Recipe by mary winecoff
I had picked a small bowl full of blackberries and wanted to make jam with them. This only makes 1 pint and uses 3 cups of berries. Remember jam is softer than jelly. From Linda Ziedrich's The Joy of Jams, Jellies and other Sweet Preserves.
Top Review by newtocookingm&m
Thank you for a simple small batch recipe. I made a large batch w/ pectin last year. This year we didn't get as many blackberries when we picked. I had maybe 4.5 cups blackberries w/ less than a handful of tart blueberries thrown in there. I used 2 cups sugar and cooked maybe 12min when the directions said approx 10min. It came out wonderful! So glad this is our 3rd year making blackberry jam since these berries are to tart to do anything else w/ them I get to enjoy them on toast and scones all year! Thank you! I made almost 3- 8oz jars, but I still have some from last year! Thank you for a simple and small recipe! Made again a week later I had 3 cups blackberries and 2 cups blueberries, I used a food mill on the blackberries which left a half cup of waste/seeds.
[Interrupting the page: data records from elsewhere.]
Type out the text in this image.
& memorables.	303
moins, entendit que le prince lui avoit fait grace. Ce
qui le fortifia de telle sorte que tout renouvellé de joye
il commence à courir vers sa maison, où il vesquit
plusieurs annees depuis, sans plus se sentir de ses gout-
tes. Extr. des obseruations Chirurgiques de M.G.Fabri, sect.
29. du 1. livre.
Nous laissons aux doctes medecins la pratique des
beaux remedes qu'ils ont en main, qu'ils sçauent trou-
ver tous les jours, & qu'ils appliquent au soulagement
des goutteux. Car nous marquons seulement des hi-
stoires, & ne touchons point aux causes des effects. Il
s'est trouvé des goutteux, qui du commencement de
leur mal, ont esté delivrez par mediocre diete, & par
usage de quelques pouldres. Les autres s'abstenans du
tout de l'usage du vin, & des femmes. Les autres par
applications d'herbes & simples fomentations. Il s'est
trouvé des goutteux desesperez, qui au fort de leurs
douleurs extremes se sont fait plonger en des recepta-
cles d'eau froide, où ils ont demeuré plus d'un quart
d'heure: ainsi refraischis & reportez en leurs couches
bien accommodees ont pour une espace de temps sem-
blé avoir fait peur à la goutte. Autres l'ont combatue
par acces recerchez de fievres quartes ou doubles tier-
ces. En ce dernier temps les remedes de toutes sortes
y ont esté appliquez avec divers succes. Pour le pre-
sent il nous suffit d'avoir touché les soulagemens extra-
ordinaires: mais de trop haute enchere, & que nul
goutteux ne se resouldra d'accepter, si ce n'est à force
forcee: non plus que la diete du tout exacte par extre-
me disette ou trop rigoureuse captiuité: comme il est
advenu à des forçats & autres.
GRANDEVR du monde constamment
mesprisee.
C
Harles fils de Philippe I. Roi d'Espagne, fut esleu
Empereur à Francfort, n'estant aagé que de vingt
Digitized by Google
So it was probably again 4.5 cups berries and I did 1 & 3/4 cups of sugar and ended up w/ exactly 3-8oz jars. Thanks we love this recipe!
Directions See How It's Made
- In a non-reactive pan, mash the blackberries with a potato masher. Add the sugar and heat the contents over medium heat, stirring gently, until the sugar is dissolved. Raise the heat to medium-high and boil the mixture until a drop mounds in a chilled dish (this took around 10 minutes for me).
- Pour the jam into a jar and cap the jar tightly. Store in refrigerator. This jam should keep for several weeks.